Fragen ohne Antworten, Antworten ohne Fragen, Räte und Ratschläge.
(Anmerkungen — entnommen dem Notizheft des Gato-Perro)
Kommunique vom 20.10.2016 | |
übersetzt von: lisa − colectivo malíntzin |
20. Oktober 2016.
Wen es angeht:
Fragen ohne Antworten:
.- Und wird es für die ermordeten Frauen — ermordet weil sie das »schwere« Delikt begingen, Frau zu sein — wird es auch für sie Spott, Verachtung und die Anschuldigung geben, sie spielten den Rechten zu, weil sie den Einhalt der Angriffe fordern — und dies mit ihrem Blut auf die landesweite wie auch weltweite Tagesordnung setzen? Da sie nicht sterben, werden sie ermordet. Und wenn sie sich weigern, zu akzeptieren, dies sei ein Problem, das sich erledigt, wenn die Korruption attackiert wird? Und wenn sie sich erdreisten zu sagen, der Ursprung dieses mörderischen Hasses liege im System? Und wenn ihnen die krause Idee einfallen sollte, in ihren Lebensentscheidungen (ja, Entscheidungen des Lebens) die Männer bei Seite zu lassen? Und wenn sie sich entscheiden, ihr Schicksal selbst in die Hände zu nehmen? Dies oder all das soll ein Regierungsmanöver sein, um zu verhindern, dass ecetera?

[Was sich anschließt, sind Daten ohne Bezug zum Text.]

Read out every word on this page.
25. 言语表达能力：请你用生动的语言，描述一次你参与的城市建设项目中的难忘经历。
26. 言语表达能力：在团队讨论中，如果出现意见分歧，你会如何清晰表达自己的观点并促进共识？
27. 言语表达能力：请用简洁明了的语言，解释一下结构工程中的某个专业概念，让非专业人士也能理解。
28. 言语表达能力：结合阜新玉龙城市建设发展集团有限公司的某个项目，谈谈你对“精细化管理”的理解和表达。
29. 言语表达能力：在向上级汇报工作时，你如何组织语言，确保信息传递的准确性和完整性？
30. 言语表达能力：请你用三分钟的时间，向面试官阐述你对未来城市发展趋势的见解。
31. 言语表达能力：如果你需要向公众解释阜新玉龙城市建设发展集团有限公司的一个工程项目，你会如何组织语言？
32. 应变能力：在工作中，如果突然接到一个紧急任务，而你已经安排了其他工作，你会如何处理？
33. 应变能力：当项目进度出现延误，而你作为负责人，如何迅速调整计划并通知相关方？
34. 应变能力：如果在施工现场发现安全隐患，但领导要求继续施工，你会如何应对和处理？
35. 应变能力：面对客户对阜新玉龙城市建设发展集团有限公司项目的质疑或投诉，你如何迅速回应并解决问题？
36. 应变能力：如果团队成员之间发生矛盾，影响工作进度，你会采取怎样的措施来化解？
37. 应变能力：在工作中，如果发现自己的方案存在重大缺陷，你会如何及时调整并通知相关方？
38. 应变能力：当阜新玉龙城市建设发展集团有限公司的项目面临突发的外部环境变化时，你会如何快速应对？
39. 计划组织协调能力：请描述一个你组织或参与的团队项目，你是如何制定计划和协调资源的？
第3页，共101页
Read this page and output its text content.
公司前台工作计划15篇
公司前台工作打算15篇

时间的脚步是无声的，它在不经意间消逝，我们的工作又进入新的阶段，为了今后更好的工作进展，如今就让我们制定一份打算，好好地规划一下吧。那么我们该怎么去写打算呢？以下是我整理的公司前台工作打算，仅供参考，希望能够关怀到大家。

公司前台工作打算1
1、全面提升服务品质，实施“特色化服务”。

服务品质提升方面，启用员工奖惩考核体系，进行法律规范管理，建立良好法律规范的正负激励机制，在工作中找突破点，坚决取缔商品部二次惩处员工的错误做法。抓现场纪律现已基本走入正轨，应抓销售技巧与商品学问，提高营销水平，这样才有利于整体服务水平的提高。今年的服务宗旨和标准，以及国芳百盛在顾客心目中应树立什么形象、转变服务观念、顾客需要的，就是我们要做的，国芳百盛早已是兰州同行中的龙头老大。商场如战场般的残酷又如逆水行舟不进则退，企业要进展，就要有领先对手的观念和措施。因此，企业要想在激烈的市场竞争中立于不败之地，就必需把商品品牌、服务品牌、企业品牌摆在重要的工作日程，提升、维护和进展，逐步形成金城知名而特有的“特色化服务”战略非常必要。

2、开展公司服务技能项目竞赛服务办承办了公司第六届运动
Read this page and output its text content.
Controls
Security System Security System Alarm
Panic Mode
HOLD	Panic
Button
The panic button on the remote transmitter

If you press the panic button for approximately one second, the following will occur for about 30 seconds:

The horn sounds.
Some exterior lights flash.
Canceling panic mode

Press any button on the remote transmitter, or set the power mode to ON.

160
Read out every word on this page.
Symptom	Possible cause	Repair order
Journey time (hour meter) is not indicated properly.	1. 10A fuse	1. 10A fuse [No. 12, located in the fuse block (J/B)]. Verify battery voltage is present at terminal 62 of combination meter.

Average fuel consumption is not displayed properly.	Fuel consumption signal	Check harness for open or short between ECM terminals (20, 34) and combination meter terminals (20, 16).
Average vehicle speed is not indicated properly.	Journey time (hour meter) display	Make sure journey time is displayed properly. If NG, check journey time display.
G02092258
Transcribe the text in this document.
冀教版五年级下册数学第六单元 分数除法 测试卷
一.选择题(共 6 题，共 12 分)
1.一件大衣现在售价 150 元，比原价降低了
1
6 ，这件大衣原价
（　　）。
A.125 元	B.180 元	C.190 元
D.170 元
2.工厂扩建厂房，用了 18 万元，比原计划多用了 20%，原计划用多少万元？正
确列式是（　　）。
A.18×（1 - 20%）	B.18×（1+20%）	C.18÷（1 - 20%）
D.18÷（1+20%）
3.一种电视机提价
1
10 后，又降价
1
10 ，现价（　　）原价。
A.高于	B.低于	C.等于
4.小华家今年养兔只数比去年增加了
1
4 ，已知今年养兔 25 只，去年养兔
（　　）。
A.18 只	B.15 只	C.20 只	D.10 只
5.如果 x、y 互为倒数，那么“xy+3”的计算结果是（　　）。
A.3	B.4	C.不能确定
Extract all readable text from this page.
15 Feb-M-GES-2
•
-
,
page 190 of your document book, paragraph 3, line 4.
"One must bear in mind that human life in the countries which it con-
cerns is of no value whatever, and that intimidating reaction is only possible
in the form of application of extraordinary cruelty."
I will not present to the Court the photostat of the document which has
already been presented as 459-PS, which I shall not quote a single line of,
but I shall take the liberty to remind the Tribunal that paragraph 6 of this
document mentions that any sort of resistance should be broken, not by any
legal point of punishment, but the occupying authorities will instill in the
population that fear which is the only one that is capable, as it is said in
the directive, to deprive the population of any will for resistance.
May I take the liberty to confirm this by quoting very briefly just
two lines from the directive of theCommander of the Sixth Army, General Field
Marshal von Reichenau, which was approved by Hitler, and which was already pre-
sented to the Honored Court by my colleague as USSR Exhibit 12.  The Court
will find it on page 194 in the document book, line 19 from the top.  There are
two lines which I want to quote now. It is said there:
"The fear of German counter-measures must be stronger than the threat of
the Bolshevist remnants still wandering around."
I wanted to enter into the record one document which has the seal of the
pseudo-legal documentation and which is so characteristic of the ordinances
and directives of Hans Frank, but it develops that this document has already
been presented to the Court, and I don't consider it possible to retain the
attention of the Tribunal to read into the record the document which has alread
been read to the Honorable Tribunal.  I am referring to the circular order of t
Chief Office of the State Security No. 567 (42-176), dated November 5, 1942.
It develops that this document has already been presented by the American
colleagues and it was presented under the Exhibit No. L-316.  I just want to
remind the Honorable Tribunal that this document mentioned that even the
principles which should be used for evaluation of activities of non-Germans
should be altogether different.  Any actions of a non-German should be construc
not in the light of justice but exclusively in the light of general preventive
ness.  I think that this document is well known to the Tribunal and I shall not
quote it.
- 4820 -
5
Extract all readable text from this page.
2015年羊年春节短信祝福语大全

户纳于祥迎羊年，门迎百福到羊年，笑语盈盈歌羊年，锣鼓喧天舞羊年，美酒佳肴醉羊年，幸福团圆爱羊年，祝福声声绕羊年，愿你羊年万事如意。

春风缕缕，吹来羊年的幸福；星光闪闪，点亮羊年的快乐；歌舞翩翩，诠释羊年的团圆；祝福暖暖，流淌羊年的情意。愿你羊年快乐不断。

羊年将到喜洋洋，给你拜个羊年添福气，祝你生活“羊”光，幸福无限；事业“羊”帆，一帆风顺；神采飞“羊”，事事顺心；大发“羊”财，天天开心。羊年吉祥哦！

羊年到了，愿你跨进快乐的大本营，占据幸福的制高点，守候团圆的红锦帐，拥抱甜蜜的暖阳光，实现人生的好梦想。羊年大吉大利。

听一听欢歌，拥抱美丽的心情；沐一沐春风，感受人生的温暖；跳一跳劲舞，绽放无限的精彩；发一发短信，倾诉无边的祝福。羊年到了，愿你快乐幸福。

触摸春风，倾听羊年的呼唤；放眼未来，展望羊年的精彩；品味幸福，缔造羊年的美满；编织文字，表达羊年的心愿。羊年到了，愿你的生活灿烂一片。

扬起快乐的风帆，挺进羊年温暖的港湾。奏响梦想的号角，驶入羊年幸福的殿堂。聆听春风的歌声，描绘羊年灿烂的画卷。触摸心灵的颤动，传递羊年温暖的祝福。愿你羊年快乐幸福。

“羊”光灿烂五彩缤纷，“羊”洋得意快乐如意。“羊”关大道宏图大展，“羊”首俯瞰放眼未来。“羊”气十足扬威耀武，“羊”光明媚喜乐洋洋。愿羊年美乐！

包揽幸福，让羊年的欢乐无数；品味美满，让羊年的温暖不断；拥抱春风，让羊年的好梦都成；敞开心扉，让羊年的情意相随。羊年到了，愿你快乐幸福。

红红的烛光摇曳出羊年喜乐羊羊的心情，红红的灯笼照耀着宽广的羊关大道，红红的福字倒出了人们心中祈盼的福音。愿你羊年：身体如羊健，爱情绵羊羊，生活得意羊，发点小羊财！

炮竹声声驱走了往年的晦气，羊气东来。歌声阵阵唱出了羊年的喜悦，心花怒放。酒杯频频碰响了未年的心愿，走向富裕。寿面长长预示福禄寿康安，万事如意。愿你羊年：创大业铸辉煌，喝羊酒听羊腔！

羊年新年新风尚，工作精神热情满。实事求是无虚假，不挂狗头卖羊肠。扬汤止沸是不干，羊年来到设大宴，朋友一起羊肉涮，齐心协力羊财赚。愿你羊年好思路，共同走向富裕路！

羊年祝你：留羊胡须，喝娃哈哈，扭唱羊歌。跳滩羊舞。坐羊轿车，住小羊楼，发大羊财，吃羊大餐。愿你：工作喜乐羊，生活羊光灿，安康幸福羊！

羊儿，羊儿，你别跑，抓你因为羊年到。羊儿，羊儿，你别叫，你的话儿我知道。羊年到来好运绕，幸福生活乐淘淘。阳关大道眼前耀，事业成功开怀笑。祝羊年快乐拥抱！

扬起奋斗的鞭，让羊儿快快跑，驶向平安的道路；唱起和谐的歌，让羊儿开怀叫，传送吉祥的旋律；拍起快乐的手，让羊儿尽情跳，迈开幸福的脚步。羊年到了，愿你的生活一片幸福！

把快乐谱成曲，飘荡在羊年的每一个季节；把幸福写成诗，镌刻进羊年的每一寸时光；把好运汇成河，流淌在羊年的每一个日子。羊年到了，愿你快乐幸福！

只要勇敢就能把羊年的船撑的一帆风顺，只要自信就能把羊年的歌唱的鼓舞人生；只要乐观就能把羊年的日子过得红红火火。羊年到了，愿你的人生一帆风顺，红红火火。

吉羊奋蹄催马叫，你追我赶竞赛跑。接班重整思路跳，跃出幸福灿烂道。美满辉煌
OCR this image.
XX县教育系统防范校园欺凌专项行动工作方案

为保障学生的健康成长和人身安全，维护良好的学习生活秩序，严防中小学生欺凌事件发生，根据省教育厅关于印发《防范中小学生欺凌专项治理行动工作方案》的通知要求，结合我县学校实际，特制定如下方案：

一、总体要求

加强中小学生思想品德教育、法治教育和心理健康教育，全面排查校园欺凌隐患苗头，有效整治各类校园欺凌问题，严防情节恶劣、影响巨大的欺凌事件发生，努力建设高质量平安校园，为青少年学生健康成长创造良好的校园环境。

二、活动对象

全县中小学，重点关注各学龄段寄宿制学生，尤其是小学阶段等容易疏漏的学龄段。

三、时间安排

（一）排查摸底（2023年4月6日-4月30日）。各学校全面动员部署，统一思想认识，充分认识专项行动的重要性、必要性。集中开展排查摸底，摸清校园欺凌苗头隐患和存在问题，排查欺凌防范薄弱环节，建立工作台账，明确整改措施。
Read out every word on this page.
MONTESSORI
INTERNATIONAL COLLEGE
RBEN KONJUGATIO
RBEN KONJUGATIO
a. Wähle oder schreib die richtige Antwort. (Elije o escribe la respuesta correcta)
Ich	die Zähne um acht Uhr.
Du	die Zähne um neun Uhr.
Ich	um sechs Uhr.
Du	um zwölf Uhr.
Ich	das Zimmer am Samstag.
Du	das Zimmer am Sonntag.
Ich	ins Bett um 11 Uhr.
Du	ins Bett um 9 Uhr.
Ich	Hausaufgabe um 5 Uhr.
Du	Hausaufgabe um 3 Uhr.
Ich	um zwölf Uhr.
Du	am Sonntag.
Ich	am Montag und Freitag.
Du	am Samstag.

.- Und die_der Anderen müssen darauf warten, dass die politische Klasse ihren erhöhten Blick auf eine der am meisten Verachteten von unten richtet? Müssen sie sich abfinden, ermordet zu werden bis hin zu einer Mord-Anzahl die Beachtung verdient? Und wenn sie sich organisieren und wenn sie Respekt verlangen, und wenn sie entscheiden, es reicht mit der Verachtung, die sich in Tod ummünzt? Wird ihnen dann gesagt, ihre Problematik sei nicht vorrangig, im Allgemeinen sei sie nicht politisch korrekt, und im Besonderen — in einem Wahlkampf — kontraproduktiv; sie müssten ihre Forderungen summieren und nicht subtrahieren?
.- Die fortschrittliche Kirche, deren Pfarrer, Ordensschwestern und Laien diejenigen sind, die aus erster Hand — ohne Vermittler — mit dem Schmerz, der Angst und Verzweiflung der Migrant_inn_en, der Familienangehörigen der Verschwunden gemachten, der angegriffenen Pueblos in Berührung kommen, mit dem Zorn wegen der Straflosigkeit, mit der Frustration, eine Ungerechtigkeit zu erleiden, die von Richterroben und Barretten zu Gesetz gemacht wurde; — diese fortschrittliche Kirche sollte das Interesse haben, diesen Schmerz zu ihrem eigenen Nutzen und Gewinn zu verwalten? Dass sie Gewinn damit machen, indem sie dieses Wehklagen zu dem ihrem machen und sich mit dieser Wut identifizieren? Und wenn diese Vision — aufgebaut nicht nur angesichts von Bedrohungen jeder Art, sondern auch das irdische Leben riskierend — erkennt, die Lösungen, die sich am Horizont abzeichnen, reichen nicht aus und dies frei und wohl durchdacht ausspricht, so würden sie sich damit — das seiend, was sie sind und konsequent daraus arbeitend — einem wirklichen Wandel widersetzen?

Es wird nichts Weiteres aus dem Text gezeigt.